La commission note également la réponse du gouvernement concernant le rapport de la commission d’enquête en vertu de l’article 29 de la Constitution de l’OIT qui a été notée par le Conseil d’administration à sa 291e session (GB.291/6/1). Dans cette réponse, le gouvernement a indiqué certaines mesures qu’il entend prendre afin de mettre en œuvre les recommandations de la commission et mentionne le besoin d’assistance technique du Bureau à cet égard. La commission note en particulier l’indication du gouvernement selon laquelle il a mis sur pied un groupe spécial d’experts-conseils, incluant des représentants du gouvernement, de syndicats, d’associations d’employeurs, d’organisations non gouvernementales et du milieu académique, pour mener une large révision de l’ensemble du système des relations sociales et de travail. La commission espère que le groupe spécial représentera un large spectre de la société et, en particulier, que la représentation syndicale inclura tous les syndicats de niveau national. Elle prie le gouvernement de spécifier, dans son prochain rapport, la composition de ce groupe spécial et d’indiquer tout progrès réaliséà cet égard.

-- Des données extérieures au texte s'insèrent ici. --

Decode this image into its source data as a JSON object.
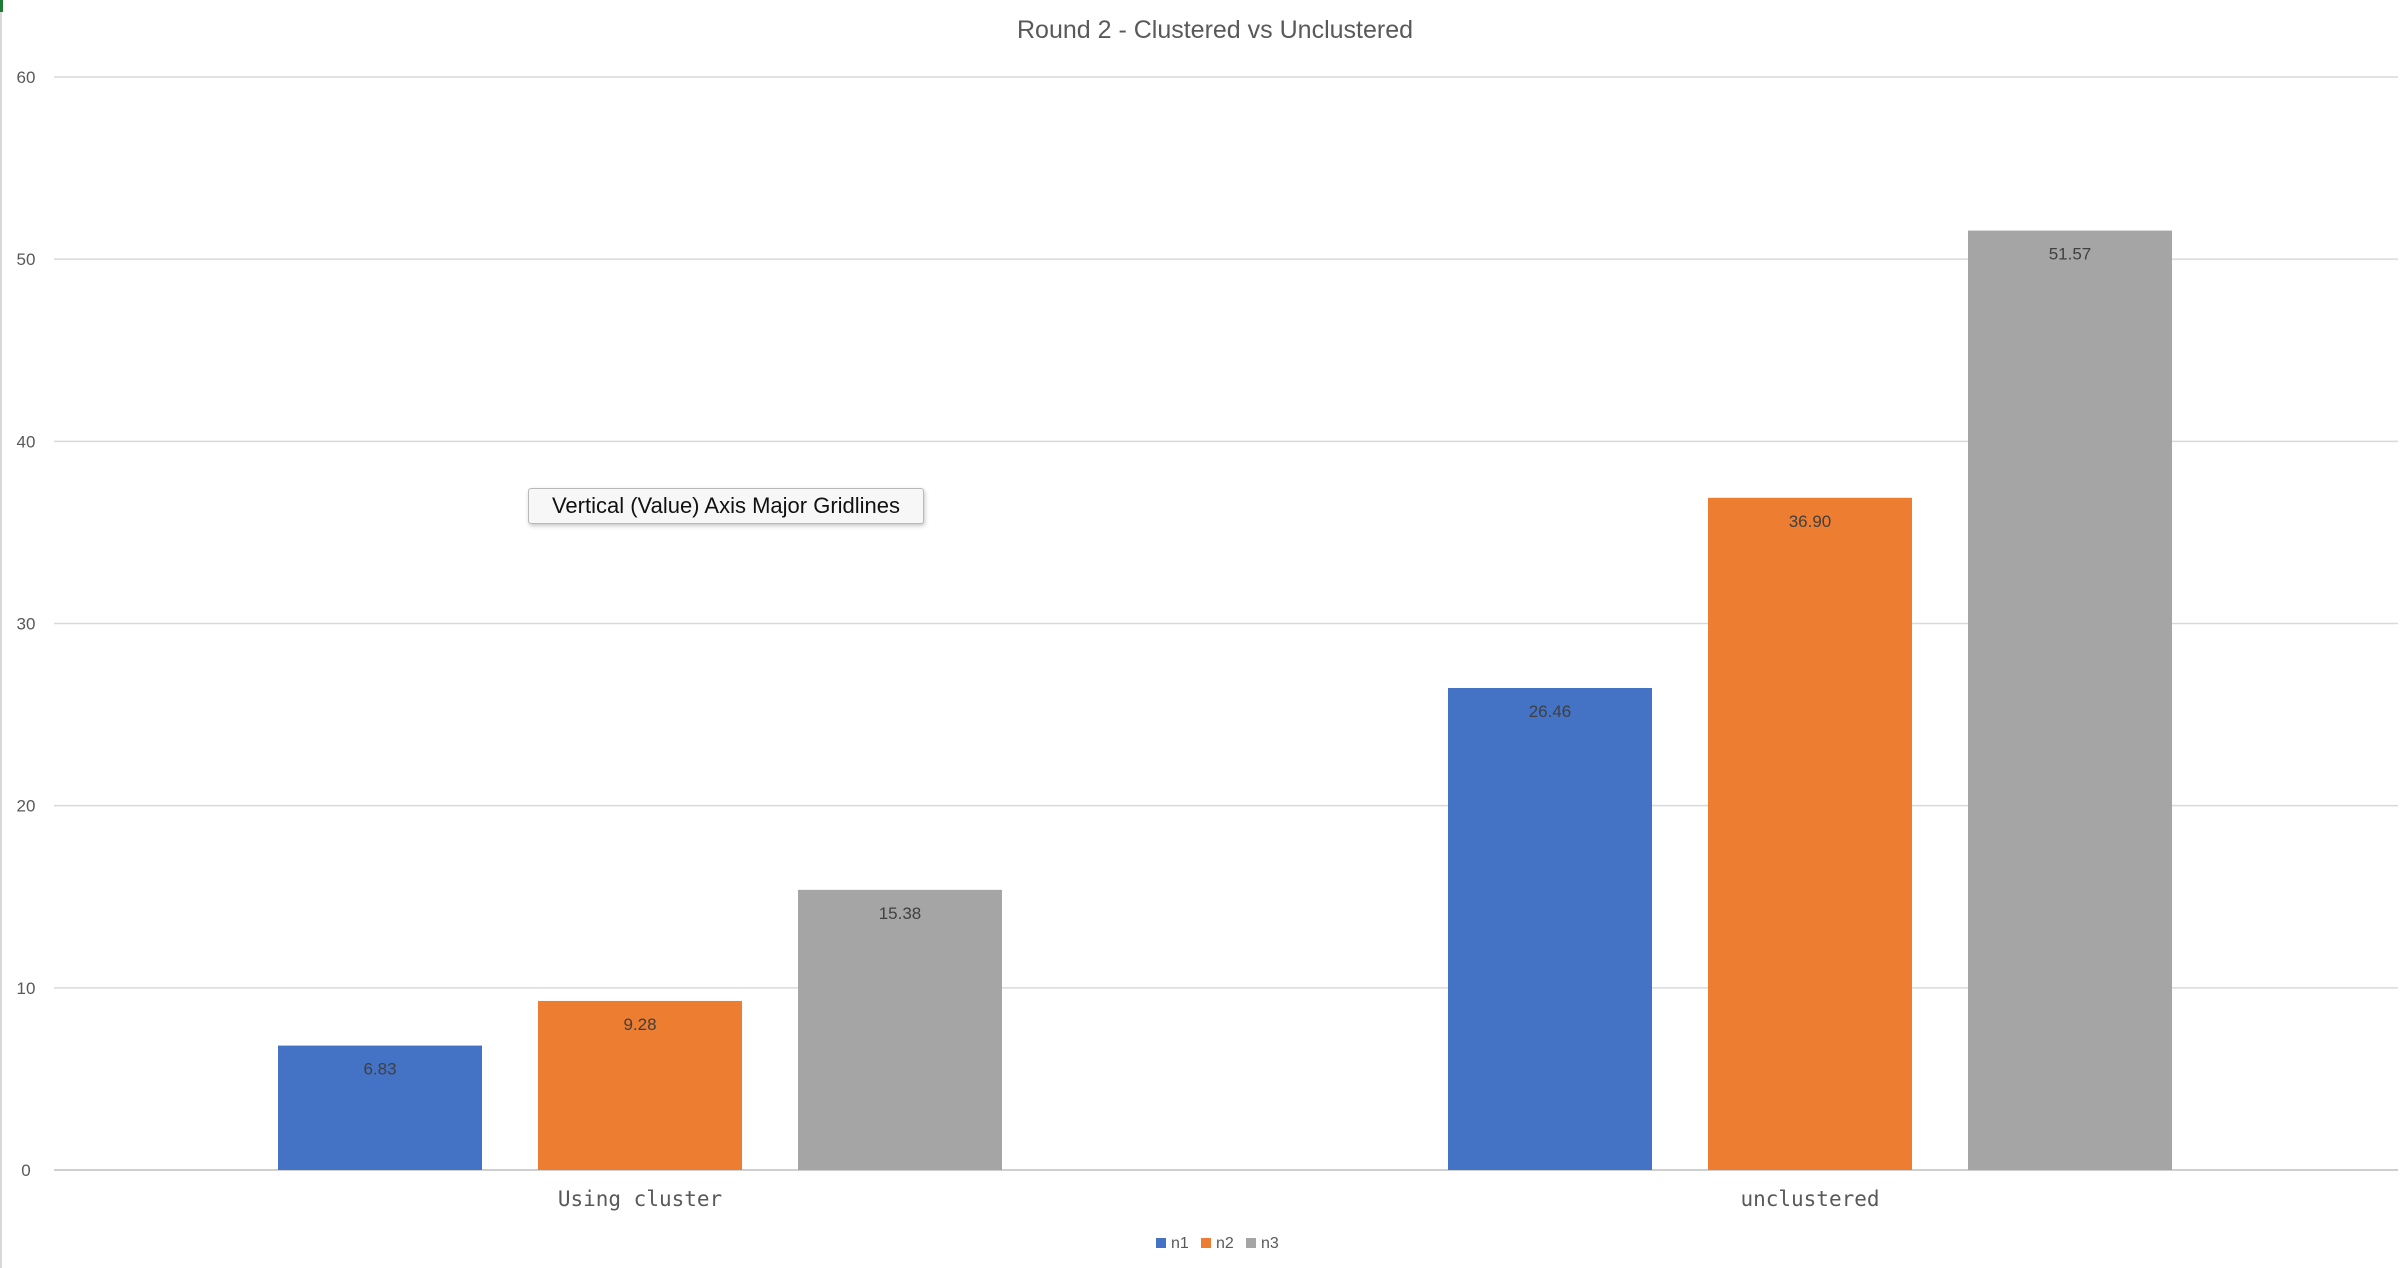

La commission prend également note des commentaires formulés par la Confédération internationale des syndicats libres (CISL) et le Congrès des syndicats démocratiques du Bélarus (CSDB) sur l’application de la convention, dans leurs communications datées respectivement des 24 septembre 2003 et 27 août 2004, et elle prie le gouvernement de faire part de ses observations à ce sujet.

La commission rappelle que, ces dernières années, elle a formulé des commentaires au sujet de l’application de la convention sur les mêmes points que ceux qui sont examinés par la commission d’enquête. Elle note que la commission d’enquête confirme et développe les préoccupations qu’elle et la Commission de l’application des normes de la Conférence ont exprimées à propos de l’application de cette convention fondamentale.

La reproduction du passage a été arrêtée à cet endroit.